JX Expression Language Reference
Overview
The JX Expression language is an extension of the JSON data description language. It combines familiar expression operators, function calls, external data, and ordinary JSON contents to yield a powerful data querying and manipulation language. JX is used throughout the CCTools to manage and query unstructured data.
Standard JSON syntax is supported, with some additions inspired by Python. JX allows
for expressions using Python's basic operators. These include the usual
arithmetic, comparison, and logical operators (e.g. +
, <=
, and
, etc.).
A selection of functions is provided for common logical and string operations.
Evaluation Model
json-result = evaluate( jx-expression, json-context )
A JX expression is evaluated relative to a context, which is a JSON document. Variable names encountered in the JX expression are bound to their corresponding values given by the context document. The result of the evaluation is a JSON document. A JX expression consisting only of constants is a valid JSON document, and when evaluated, will produce the same JSON document.
Constants and Constructors
JX permits the same atomic constant values as in JSON, including boolean values:
true false
Decimal integers:
0 123 09631
Floating point numbers:
3.141592654
Strings:
"hello\nworld"
Constructors for lists:
[ 10, 9, 8 ]
And constructors for dictionaries:
{ "name": "Fred", "age": 47, "temp": 98.6 }
Symbols
An unquoted name is a symbol, and evaluates to the corresponding value found in the evaluation context.
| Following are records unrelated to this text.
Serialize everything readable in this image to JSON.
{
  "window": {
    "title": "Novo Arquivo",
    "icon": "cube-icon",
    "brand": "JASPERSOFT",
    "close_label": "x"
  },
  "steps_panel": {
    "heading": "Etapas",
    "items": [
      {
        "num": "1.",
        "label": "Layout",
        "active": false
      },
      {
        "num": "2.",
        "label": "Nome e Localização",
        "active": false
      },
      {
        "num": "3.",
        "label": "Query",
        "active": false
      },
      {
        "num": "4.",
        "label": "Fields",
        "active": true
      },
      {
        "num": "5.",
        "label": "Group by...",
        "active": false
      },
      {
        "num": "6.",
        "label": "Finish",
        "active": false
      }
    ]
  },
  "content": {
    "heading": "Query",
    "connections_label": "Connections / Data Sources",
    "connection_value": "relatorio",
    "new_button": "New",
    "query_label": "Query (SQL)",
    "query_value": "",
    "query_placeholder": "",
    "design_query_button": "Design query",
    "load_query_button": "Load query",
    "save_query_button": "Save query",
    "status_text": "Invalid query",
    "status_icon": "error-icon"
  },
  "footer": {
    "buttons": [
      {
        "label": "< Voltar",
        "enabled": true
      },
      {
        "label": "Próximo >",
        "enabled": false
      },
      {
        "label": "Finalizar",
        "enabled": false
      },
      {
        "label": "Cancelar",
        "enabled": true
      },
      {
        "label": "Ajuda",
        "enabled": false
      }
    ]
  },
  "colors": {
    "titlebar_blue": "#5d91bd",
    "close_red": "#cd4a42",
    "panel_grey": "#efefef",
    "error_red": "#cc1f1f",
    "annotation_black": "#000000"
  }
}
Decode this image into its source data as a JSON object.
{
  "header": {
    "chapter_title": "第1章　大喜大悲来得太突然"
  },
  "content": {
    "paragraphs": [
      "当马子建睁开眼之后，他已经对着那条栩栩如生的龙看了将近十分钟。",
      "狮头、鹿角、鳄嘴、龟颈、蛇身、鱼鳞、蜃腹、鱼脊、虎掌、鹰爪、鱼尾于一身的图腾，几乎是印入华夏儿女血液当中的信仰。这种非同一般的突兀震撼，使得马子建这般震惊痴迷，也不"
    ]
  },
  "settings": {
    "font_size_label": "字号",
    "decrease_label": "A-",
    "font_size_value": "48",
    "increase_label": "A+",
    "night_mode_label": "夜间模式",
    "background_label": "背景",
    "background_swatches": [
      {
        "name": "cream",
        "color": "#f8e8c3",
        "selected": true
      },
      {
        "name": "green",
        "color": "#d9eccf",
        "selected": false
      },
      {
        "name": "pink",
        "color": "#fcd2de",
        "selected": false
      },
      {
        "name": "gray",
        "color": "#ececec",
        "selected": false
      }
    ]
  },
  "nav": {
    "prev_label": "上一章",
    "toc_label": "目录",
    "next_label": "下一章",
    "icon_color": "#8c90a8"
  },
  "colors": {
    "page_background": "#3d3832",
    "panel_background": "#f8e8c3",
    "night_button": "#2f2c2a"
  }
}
If the context is this:
{ "city": "South Bend", "zipcodes": [ 46601, 46613, 46614, 46615, 46616, 46617, 46619 ] }
Then this expression:
{ "location": city, "count": len(zipcodes) }
Will evaluate to this expression:
{ "location": "South Bend", "count": 7 }
Comments
Comments are introduced by the #
character and continue to the next newline:
10+20 # This is a comment.
Operators
JX supports the following binary and unary operators, which have the usual arithmetic and logical meanings. In the absence of parentheses, operators are evaluated left to right in order of precedence. From highest to lowest precedence:
Operator | Symbol |
---|---|
Negation | - |
Lookup, Function Call | [] , () |
Multiply, Divide, Remainder | *, /, % |
Add, Subtract | +, - |
Comparison | ==, !=, <, <=, >, >= |
Boolean-Not | not |
Boolean-And | and |
Boolean-Or | or |
Negation Prefix
-A -> A where A is <integer> or <double>
Computes the additive inverse of its operand.
Positive Prefix
+A -> A where A is <integer>, <double>, or <string>
Returns its operand unmodified.
Lookup
A[B] -> C where A is <array> and B is <integer>, or A is <object> and B is <string>
Gets the item at the given index/key in a collection type. A negative index into an array is taken as the offset from the tail end.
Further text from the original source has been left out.